James Morrison Case

San Francisco Jury Awards $5,150,000 to HVAC Mechanic and his Wife Against Refrigeration Compressor Maker Copeland Corporation

On March 8, 2006, a San Francisco jury awarded $5,150,000 to James and Sandra Morrison of Post Falls, Idaho for asbestos-caused cancer. Mr. Morrison, a life-long non-smoker, is dying from lung cancer. He was exposed to asbestos during the 1970s and 80s as an HVAC mechanic in Fresno, CA. This is the first verdict in the United States involving asbestos exposure from Copeland refrigeration equipment.

James Morrison is a 52-year-old HVAC mechanic from Post Falls, Idaho who was exposed to asbestos from Copeland refrigeration compressors while performing maintenance on Copeland compressors during the 1970s and 80s in Fresno, CA. James Morrison never smoked cigarettes.

In January, 2004, James Morrison, husband of Sandra Morrison, and father of two children, was diagnosed with stage IV lung cancer.

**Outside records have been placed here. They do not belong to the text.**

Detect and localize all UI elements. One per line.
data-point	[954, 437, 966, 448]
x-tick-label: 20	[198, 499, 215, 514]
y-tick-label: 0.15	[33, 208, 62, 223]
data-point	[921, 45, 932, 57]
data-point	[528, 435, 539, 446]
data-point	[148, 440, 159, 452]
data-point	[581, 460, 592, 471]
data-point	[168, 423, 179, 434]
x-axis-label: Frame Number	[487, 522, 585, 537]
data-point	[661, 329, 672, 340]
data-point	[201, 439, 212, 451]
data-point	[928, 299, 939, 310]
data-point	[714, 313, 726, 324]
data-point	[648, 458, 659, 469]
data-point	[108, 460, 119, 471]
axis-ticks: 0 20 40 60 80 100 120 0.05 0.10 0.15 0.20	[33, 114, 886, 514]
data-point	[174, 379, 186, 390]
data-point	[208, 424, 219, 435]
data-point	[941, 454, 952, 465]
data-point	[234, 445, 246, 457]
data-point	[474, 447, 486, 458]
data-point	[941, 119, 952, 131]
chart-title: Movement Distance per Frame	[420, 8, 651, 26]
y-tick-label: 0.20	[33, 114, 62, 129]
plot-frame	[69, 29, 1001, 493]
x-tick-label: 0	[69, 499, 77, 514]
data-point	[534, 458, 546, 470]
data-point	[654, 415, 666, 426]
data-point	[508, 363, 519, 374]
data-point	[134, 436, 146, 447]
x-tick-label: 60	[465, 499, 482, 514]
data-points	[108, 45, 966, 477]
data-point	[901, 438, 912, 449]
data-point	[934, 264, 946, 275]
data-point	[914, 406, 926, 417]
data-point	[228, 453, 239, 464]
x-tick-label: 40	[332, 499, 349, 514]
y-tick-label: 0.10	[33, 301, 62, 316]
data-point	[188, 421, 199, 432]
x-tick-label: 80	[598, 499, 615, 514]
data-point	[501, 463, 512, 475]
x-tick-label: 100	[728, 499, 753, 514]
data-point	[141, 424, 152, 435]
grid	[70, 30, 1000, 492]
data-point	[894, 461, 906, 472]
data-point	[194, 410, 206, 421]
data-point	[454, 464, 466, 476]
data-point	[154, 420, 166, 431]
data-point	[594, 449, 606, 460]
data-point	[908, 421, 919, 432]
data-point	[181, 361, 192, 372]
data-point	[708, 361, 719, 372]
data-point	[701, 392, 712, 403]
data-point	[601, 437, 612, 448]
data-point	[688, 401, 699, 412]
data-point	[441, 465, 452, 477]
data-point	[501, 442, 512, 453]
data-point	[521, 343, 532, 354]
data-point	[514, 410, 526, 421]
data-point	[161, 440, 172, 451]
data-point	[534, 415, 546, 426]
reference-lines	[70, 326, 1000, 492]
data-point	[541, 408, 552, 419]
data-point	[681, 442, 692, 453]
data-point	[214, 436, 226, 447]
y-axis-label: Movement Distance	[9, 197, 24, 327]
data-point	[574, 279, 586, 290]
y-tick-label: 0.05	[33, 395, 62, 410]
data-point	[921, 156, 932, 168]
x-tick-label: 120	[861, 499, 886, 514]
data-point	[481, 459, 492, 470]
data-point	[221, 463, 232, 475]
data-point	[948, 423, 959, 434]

Mr. Morrison’s prognosis is terminal.

Mr. Morrison filed his lawsuit in San Francisco on June 4, 2004. In March, 2006, following a five-week jury trial, the jury found that the remaining defendant, Copeland Corporation, was 12.4% responsible for James Morrison’s cancer. The jury found that Copeland’s products were defective, that Copeland failed to properly warn of asbestos hazards and that Copeland was negligent. Mr. Morrison was also found 12.3% at fault for his injuries. James Morrison rebuilt and maintained numerous Copeland refrigeration compressors from 1975 to 1989 while employed as an HVAC mechanic at the Patton Sheetmetal shop in Fresno, CA.

The jury found that Mr. Morrison suffered $2,526,000 in lost income and medical expenses and awarded $2,250,000 in pain and suffering. In addition, Mrs. Morrison was awarded $375,000 for loss of her husband’s care, comfort and society.

Plaintiffs’ expert witnesses included Dr. Allan Smith, Berkeley, California, an epidemiologist; Dr. Robert Fallat, a San Francisco pulmonologist, Dr. Richard Cohen, Saratoga, California, a physician testifying regarding the historical knowledge of asbestos dangers; Dr. Jerold Abraham, Syracuse, New York, a pathologist; Dr. Arnold Brody, a Tulane University cellular biologist; Richard Hatfield, Suwannee, Georgia, an industrial hygienist; Charles Ay, Long Beach, California, an asbestos detection specialist; and Dr. Barry Ben-Zion, Santa Rosa, California, an economist.

Defense expert witnesses included Dr. Samuel Spival, an oncologist from San Francisco; Dr. Michael Graham, St. Louis, Missouri, a pathologist; John Spencer, Baltimore, Maryland, an industrial hygienist; Dr. Allan Feingold, Miami, Florida, a pulmonologist; and David Weiner, an economist.